GRAND FORKS — On Sunday’s edition of “Meet the Press,” Sen. Heidi Heitkamp recounted a confrontation with a law enforcement officer who seemed to defend domestic violence.
Heitkamp appeared on the news program alongside other women in the Senate to share their “#MeToo” stories -- often episodes from their lives where they’ve faced sexual assault or harassment. Sen. Elizabeth Warren, D-Mass., recalled when, as a junior law professor, a colleague attempted to sexually assault her in his office. Sen. Claire McCaskill, D-Missouri, recounted a moment from her state legislative career when a senior lawmaker asked if she brought her “kneepads.”
Heitkamp, who served as North Dakota attorney general from 1992 to 2000, recalled an interaction with a retired law enforcement official from that period.

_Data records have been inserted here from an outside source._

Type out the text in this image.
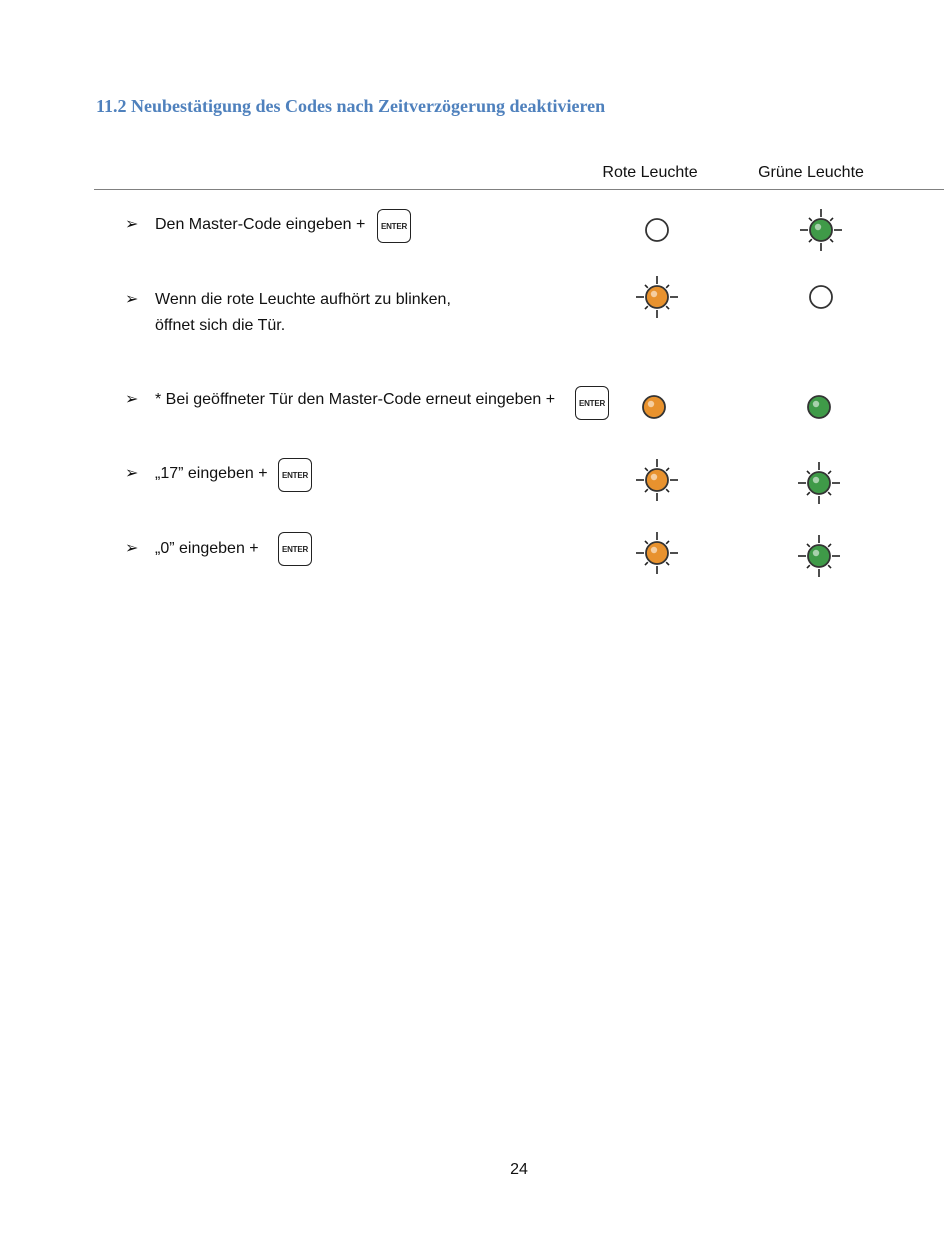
11.2 Neubestätigung des Codes nach Zeitverzögerung deaktivieren
Rote Leuchte	Grüne Leuchte
➢ Den Master-Code eingeben + ENTER
➢ Wenn die rote Leuchte aufhört zu blinken,
öffnet sich die Tür.
➢ * Bei geöffneter Tür den Master-Code erneut eingeben +	ENTER
➢ „17” eingeben + ENTER
➢ „0” eingeben +	ENTER
24
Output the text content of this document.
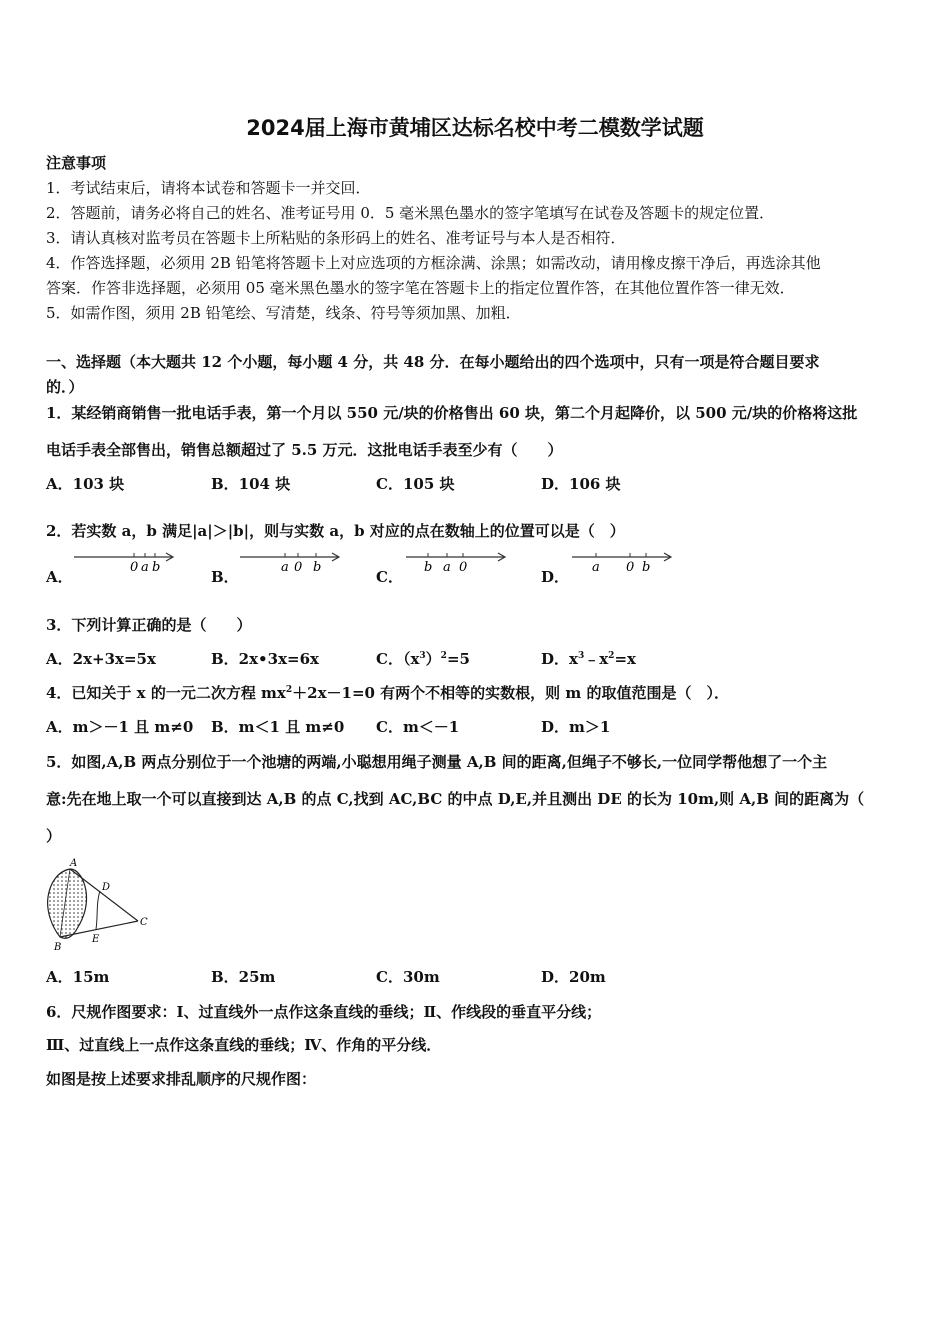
2024届上海市黄埔区达标名校中考二模数学试题
注意事项
1．考试结束后，请将本试卷和答题卡一并交回．
2．答题前，请务必将自己的姓名、准考证号用 0．5 毫米黑色墨水的签字笔填写在试卷及答题卡的规定位置．
3．请认真核对监考员在答题卡上所粘贴的条形码上的姓名、准考证号与本人是否相符．
4．作答选择题，必须用 2B 铅笔将答题卡上对应选项的方框涂满、涂黑；如需改动，请用橡皮擦干净后，再选涂其他
答案．作答非选择题，必须用 05 毫米黑色墨水的签字笔在答题卡上的指定位置作答，在其他位置作答一律无效．
5．如需作图，须用 2B 铅笔绘、写清楚，线条、符号等须加黑、加粗．
一、选择题（本大题共 12 个小题，每小题 4 分，共 48 分．在每小题给出的四个选项中，只有一项是符合题目要求
的．）
1．某经销商销售一批电话手表，第一个月以 550 元/块的价格售出 60 块，第二个月起降价，以 500 元/块的价格将这批
电话手表全部售出，销售总额超过了 5.5 万元．这批电话手表至少有（　　）
A．103 块	B．104 块	C．105 块	D．106 块
2．若实数 a，b 满足|a|＞|b|，则与实数 a，b 对应的点在数轴上的位置可以是（　）
A．	B．	C．	D．
0 a b	a 0 b	b a 0	a 0 b
3．下列计算正确的是（　　）
A．2x+3x=5x	B．2x•3x=6x	C．$(x^3)^2=5$	D．$x^3﹣x^2=x$
4．已知关于 x 的一元二次方程 $mx^2+2x-1=0$ 有两个不相等的实数根，则 m 的取值范围是（　）．
A．m＞－1 且 m≠0 B．m＜1 且 m≠0 C．m＜－1	D．m＞1
5．如图,A,B 两点分别位于一个池塘的两端,小聪想用绳子测量 A,B 间的距离,但绳子不够长,一位同学帮他想了一个主
意:先在地上取一个可以直接到达 A,B 的点 C,找到 AC,BC 的中点 D,E,并且测出 DE 的长为 10m,则 A,B 间的距离为（
）
A
D
C
B
E
A．15m	B．25m	C．30m	D．20m
6．尺规作图要求：Ⅰ、过直线外一点作这条直线的垂线；Ⅱ、作线段的垂直平分线；
Ⅲ、过直线上一点作这条直线的垂线；Ⅳ、作角的平分线．
如图是按上述要求排乱顺序的尺规作图：
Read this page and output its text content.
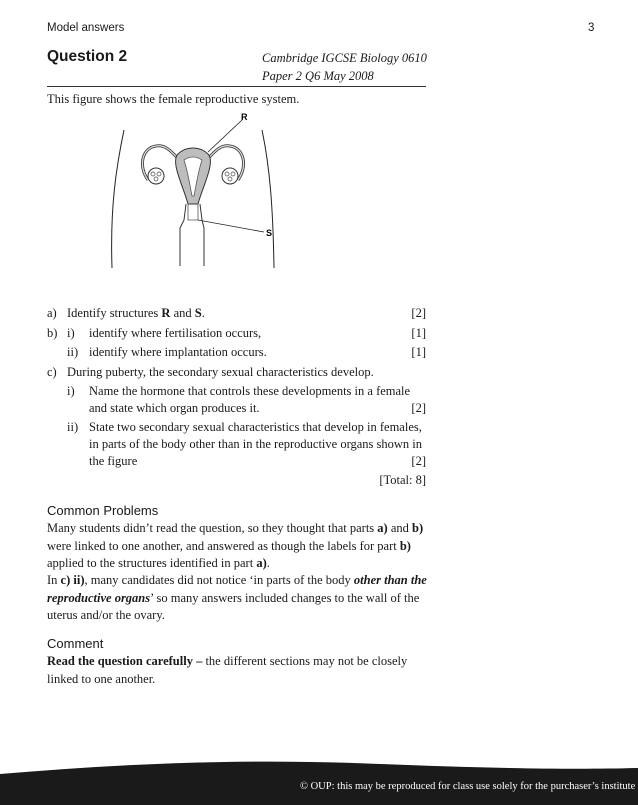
Model answers	3
Question 2	Cambridge IGCSE Biology 0610
Paper 2 Q6 May 2008
This figure shows the female reproductive system.
R
S
a) Identify structures R and S.	[2]
b) i) identify where fertilisation occurs,	[1]
ii) identify where implantation occurs.	[1]
c) During puberty, the secondary sexual characteristics develop.
i) Name the hormone that controls these developments in a female
and state which organ produces it.	[2]
ii) State two secondary sexual characteristics that develop in females,
in parts of the body other than in the reproductive organs shown in
the figure	[2]
[Total: 8]
Common Problems
Many students didn’t read the question, so they thought that parts a) and b) were linked to one another, and answered as though the labels for part b) applied to the structures identified in part a).
In c) ii), many candidates did not notice ‘in parts of the body other than the reproductive organs’ so many answers included changes to the wall of the uterus and/or the ovary.
Comment
Read the question carefully – the different sections may not be closely linked to one another.
© OUP: this may be reproduced for class use solely for the purchaser’s institute
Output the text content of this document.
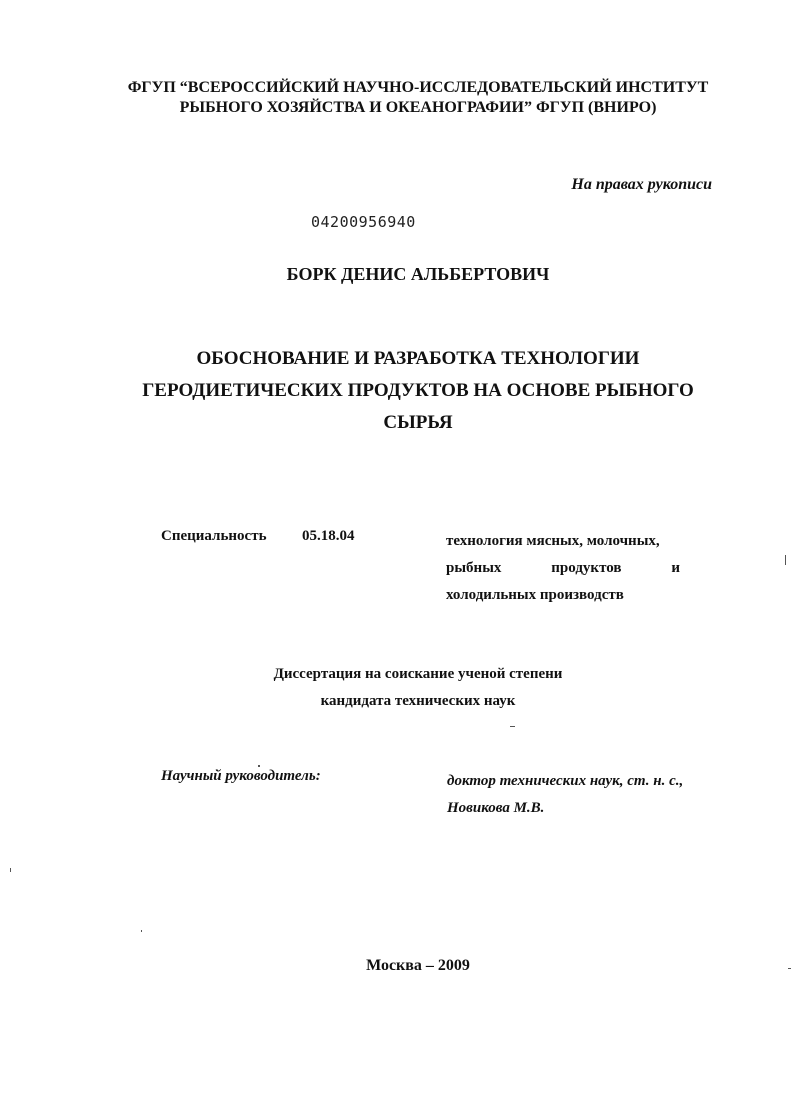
ФГУП “ВСЕРОССИЙСКИЙ НАУЧНО-ИССЛЕДОВАТЕЛЬСКИЙ ИНСТИТУТ
РЫБНОГО ХОЗЯЙСТВА И ОКЕАНОГРАФИИ” ФГУП (ВНИРО)
На правах рукописи
04200956940
БОРК ДЕНИС АЛЬБЕРТОВИЧ
ОБОСНОВАНИЕ И РАЗРАБОТКА ТЕХНОЛОГИИ
ГЕРОДИЕТИЧЕСКИХ ПРОДУКТОВ НА ОСНОВЕ РЫБНОГО
СЫРЬЯ
Специальность 05.18.04	технология мясных, молочных,
рыбных	продуктов	и
холодильных производств
Диссертация на соискание ученой степени
кандидата технических наук
Научный руководитель:	доктор технических наук, ст. н. с.,
Новикова М.В.
Москва – 2009
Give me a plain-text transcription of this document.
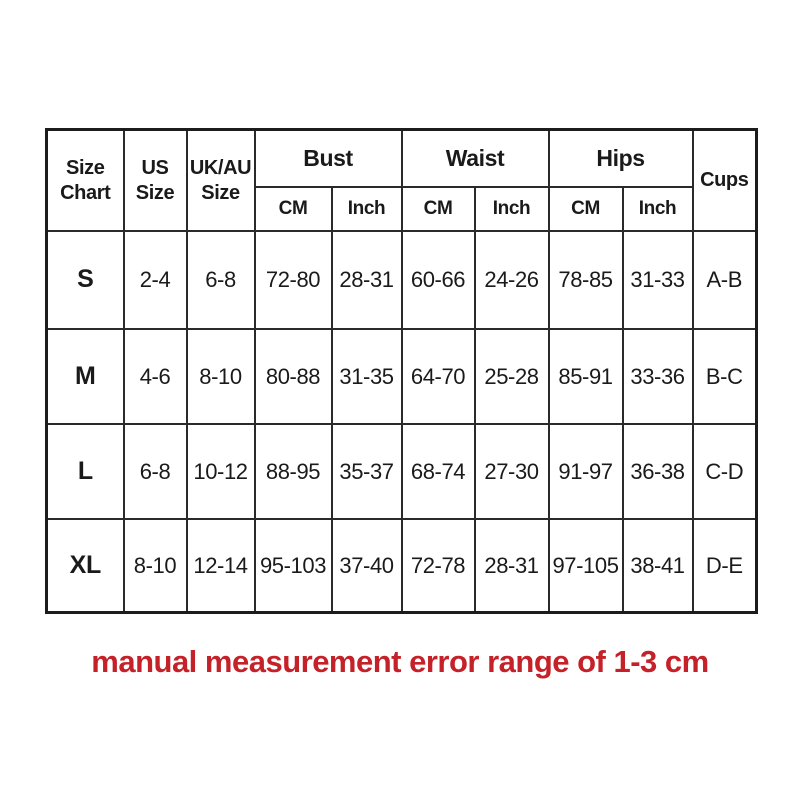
Size Chart	US Size	UK/AU Size	Bust		Waist		Hips		Cups
			CM	Inch	CM	Inch	CM	Inch	
S	2-4	6-8	72-80	28-31	60-66	24-26	78-85	31-33	A-B
M	4-6	8-10	80-88	31-35	64-70	25-28	85-91	33-36	B-C
L	6-8	10-12	88-95	35-37	68-74	27-30	91-97	36-38	C-D
XL	8-10	12-14	95-103	37-40	72-78	28-31	97-105	38-41	D-E
manual measurement error range of 1-3 cm
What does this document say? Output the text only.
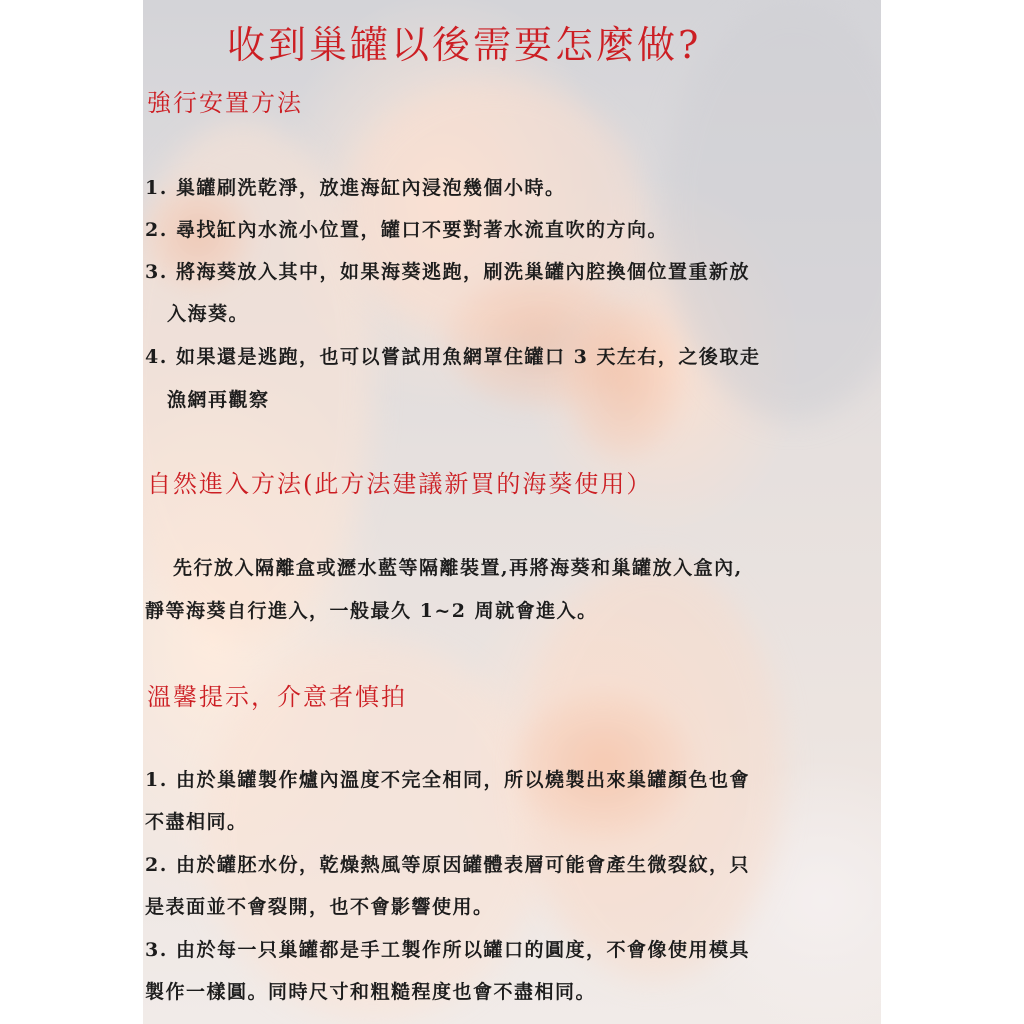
收到巢罐以後需要怎麼做?

強行安置方法

1. 巢罐刷洗乾淨，放進海缸內浸泡幾個小時。

2. 尋找缸內水流小位置，罐口不要對著水流直吹的方向。

3. 將海葵放入其中，如果海葵逃跑，刷洗巢罐內腔換個位置重新放

入海葵。

4. 如果還是逃跑，也可以嘗試用魚網罩住罐口 3 天左右，之後取走

漁網再觀察

自然進入方法(此方法建議新買的海葵使用）

先行放入隔離盒或瀝水藍等隔離裝置,再將海葵和巢罐放入盒內,

靜等海葵自行進入，一般最久 1~2 周就會進入。

溫馨提示，介意者慎拍

1. 由於巢罐製作爐內溫度不完全相同，所以燒製出來巢罐顏色也會

不盡相同。

2. 由於罐胚水份，乾燥熱風等原因罐體表層可能會產生微裂紋，只

是表面並不會裂開，也不會影響使用。

3. 由於每一只巢罐都是手工製作所以罐口的圓度，不會像使用模具

製作一樣圓。同時尺寸和粗糙程度也會不盡相同。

“I was talking about what happens to women and what happens when there’s violence in the home,” Heitkamp said. “After I got done, (he) came up to me, and he pretty much put his finger in my face, and he said, ‘Listen here. Men will always beat their wives, and you can’t stop ‘em.’
“And I was so stunned, because I thought, everyone’s going to care about this the way I do. Everybody’s going to think about this the way I do. And I looked at him and I said, ‘You know, you might be right. I hope you’re not right. But we shouldn’t live in a world where we don’t try.’”
The segment on “Meet the Press” comes after a deluge of accusations against Harvey Weinstein, the Hollywood media mogul who was reported in the New York Times and the New Yorker to have assaulted numerous women. On social media, women have begun sharing personal stories of sexual assault or similarly charged confrontations under the hashtag “#MeToo.”
MTP host Chuck Todd cited the surge of stories in introducing the segment, for which he said the news program approached all 21 women serving in the U.S. Senate. Four women responded: Heitkamp, McCaskill, Warren and Sen. Mazie Hirono, D-Hawaii.
In a Monday statement, Heitkamp said she’s proud of women who have shared their stories.
“There’s been a coarseness in our political discourse that adds to that kind of permission to be disrespectful,” Heitkamp’s statement said. “This is about more than changing laws or punishing certain behavior – both of these are important -- but it requires a comprehensive cultural change to instill the values that say as a society this is not okay and this not acceptable.
“I hope more women now feel empowered to speak up and to defend their right to live free of harassment and assault.”